We komen hier in het donker om 20.00 uur ’s avonds binnenrollen. We worden hartelijk ontvangen en kunnen meteen aanschuiven in het restaurant voor eerst een hapje eten. Daarna rollen we ons bed in.
De volgende morgen na het ontbijt gaan we de boel een beetje verkennen en hangen we wat bij het zwembad rond of maken een wandeling in de omgeving. Vandaag gebruiken we de dag om maar eens te acclimatiseren, niets te doen, eigenlijk. Die rust wordt Cees een beetje te veel. Hij krijgt te veel tijd om na te denken. Hij bedenkt zich ineens dat hij over 3 jaar 50 wordt … 🙂 Vervolgens loopt hij uit frustratie al weer met een spuitbus WD40 in zijn handen rond (het bed kraakt ontzettend namelijk) en voordat hij een rondje om het huis gaat lopen op zoek naar meer klussen … tijd dus, voor een rondje rijden met de Dart morgen.
De volgende dag willen we het natuurgebied Parco delle Madonie gaan verkennen, althans dat was het idee, maar de TomTom gooit roet in het eten wanneer ‘ie het verdomd om op te starten. Halverwege de middag, na een hele zoekpartij naar een piepklein SD-kaartje dat uit de TomTom moet zijn gevallen waarbij ook de Dart zowat ondersteboven is gekeerd, en na een ingenieuze brainwave van Cees (de TomTom vroeg om een kaart waarna Cees zijn mini SD-kaartje van zijn telefoon erin heeft gestopt en toen hij die weer verwijderde resette het hele systeem zich) begon de navi weer tot leven te komen. We stappen meteen in de Dart om nog een rondje te gaan rijden in de omgeving. We rijden eerst maar eens door het heuvelachtige landschap naar het mooie hooggelegen Tusa dat wat meer landinwaarts is gelegen. De luidbrullende V8 doet ons daarbij groot genoegen; een geluid ‘that starts eartquakes’. Menigeen moet denken dat het de Etna is die rommelt in de verte, als wij langsrijden.
Op Sicilië zijn routes over autosnelwegen en provinciale hoofdwegen met groene respectievelijk blauwe borden aangegeven. De hoofdwegen zijn in prima staat en de meeste autowegen zijn (veelal) tolvrij. Deze autowegen behoren tot de minst gebruikte snelwegen van Europa, files zijn zeldzaam. De maximale snelheid op doorgaande wegen bedraagt 90 km/u, op snelwegen – afhankelijk van de cilinderinhoud – 110 en 130 km/u (als je een motor hebt met een inhoud van meer dan 1100 cc (= 1,1 liter motor), mag je dus harder). Nou, dat redden we wel met een bijna 5 liter motor!

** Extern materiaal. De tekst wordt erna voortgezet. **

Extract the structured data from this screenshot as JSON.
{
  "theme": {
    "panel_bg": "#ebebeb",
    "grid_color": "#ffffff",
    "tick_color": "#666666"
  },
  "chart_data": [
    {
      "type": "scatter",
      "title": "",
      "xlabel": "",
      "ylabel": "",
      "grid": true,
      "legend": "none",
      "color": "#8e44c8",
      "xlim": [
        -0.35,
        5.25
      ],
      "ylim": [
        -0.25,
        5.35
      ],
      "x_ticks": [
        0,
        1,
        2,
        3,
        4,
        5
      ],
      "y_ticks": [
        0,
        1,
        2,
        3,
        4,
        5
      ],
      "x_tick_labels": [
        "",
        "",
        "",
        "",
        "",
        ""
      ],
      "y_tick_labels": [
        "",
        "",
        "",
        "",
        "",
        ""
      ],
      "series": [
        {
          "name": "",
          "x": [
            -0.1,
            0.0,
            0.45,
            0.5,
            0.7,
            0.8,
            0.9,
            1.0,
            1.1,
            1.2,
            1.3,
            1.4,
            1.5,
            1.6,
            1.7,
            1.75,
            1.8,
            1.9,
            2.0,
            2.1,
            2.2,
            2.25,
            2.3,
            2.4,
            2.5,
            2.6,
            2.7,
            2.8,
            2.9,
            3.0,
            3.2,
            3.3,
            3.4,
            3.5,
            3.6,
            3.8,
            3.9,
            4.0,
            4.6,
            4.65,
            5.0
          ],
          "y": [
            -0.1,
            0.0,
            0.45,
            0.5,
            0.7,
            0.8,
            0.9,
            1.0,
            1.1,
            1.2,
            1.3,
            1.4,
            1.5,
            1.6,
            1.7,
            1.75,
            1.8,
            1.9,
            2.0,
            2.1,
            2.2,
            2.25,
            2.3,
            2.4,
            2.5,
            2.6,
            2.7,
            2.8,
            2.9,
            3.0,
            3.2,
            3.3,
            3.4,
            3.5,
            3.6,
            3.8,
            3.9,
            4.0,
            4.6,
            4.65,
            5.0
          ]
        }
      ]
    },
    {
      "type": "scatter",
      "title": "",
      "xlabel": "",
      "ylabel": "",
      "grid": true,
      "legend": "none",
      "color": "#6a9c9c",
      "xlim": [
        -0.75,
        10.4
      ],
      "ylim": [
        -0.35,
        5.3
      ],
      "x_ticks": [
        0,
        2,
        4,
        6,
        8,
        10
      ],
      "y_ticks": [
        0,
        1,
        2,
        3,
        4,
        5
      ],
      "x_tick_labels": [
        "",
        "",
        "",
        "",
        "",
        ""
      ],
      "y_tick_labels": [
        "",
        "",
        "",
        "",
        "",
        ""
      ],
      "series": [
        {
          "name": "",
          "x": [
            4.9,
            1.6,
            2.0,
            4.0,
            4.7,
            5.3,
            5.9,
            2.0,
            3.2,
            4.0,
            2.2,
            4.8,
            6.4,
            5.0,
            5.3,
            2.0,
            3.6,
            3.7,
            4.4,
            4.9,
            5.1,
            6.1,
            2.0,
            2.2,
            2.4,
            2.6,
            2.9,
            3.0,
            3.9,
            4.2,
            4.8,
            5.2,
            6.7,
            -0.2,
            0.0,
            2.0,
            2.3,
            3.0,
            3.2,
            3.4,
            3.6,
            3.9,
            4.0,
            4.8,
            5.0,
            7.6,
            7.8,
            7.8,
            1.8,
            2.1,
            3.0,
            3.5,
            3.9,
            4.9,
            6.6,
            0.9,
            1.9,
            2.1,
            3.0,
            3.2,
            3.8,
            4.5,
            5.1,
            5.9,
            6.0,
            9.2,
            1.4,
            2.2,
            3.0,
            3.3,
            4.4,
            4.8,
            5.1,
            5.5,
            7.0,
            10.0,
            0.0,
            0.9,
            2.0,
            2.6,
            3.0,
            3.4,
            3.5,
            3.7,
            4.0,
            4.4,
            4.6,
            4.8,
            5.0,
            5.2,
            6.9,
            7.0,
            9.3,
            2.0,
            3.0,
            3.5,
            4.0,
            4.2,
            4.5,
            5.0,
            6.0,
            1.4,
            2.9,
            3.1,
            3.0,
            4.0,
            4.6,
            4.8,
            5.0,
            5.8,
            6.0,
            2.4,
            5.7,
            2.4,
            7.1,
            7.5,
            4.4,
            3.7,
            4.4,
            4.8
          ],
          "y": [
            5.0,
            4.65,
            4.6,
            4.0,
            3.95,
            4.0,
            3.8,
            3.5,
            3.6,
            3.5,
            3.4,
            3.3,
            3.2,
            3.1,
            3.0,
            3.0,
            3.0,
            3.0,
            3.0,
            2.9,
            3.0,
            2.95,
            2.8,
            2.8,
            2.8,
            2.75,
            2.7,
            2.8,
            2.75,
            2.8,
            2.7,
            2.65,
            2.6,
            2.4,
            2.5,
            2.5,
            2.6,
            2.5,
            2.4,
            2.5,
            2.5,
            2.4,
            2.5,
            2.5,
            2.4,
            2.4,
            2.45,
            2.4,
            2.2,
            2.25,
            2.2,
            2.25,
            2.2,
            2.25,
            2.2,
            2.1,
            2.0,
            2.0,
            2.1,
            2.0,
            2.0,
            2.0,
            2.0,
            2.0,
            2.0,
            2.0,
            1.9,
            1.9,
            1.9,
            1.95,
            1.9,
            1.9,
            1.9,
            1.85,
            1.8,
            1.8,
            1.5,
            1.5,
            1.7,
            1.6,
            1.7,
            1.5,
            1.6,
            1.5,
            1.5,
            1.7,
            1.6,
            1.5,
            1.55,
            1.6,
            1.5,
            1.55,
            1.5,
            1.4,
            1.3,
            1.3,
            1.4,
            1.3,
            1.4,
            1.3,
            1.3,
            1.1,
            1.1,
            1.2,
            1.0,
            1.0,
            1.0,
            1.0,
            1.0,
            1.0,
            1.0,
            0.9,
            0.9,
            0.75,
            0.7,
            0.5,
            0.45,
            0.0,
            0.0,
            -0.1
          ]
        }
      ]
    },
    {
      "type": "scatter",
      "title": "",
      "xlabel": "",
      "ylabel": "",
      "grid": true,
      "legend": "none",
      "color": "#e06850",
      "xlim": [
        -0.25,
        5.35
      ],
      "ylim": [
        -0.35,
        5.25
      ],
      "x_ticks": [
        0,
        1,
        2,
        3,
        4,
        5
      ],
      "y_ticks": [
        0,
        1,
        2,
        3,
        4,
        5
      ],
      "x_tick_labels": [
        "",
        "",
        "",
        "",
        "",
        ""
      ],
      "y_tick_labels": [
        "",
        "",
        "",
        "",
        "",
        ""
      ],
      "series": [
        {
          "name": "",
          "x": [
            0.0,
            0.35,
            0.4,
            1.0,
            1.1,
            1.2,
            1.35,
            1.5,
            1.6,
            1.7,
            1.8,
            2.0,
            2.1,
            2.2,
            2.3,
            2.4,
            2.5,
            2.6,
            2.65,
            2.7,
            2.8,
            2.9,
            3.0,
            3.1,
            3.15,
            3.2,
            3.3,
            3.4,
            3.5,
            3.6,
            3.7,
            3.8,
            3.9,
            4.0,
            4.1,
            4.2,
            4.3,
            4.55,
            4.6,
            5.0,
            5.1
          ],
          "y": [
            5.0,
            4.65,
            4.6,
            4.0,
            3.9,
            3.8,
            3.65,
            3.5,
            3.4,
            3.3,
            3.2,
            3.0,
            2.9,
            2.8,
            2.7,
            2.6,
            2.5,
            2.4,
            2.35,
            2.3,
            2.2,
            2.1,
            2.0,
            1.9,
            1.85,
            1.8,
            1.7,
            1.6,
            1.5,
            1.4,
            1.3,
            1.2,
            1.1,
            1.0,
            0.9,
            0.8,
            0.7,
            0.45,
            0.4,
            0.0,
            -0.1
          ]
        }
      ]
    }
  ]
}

Wij zoeken voornamelijk de secundaire wegen op en dan kan je zomaar op een kudde overstekende schapen stuiten of moet je allert zijn op grote gaten en hobbels in het wegdek. Dat is soms flink stuiteren in onze wagen met het comfort van een betonmolen (we hebben achter de hyjackers lekker hoog opgepompt voor een sportief uiterlijk). De berm groeit vaak over de weg heen, en dat maakt een heel leuk landelijk sfeertje. We genieten van het landschap.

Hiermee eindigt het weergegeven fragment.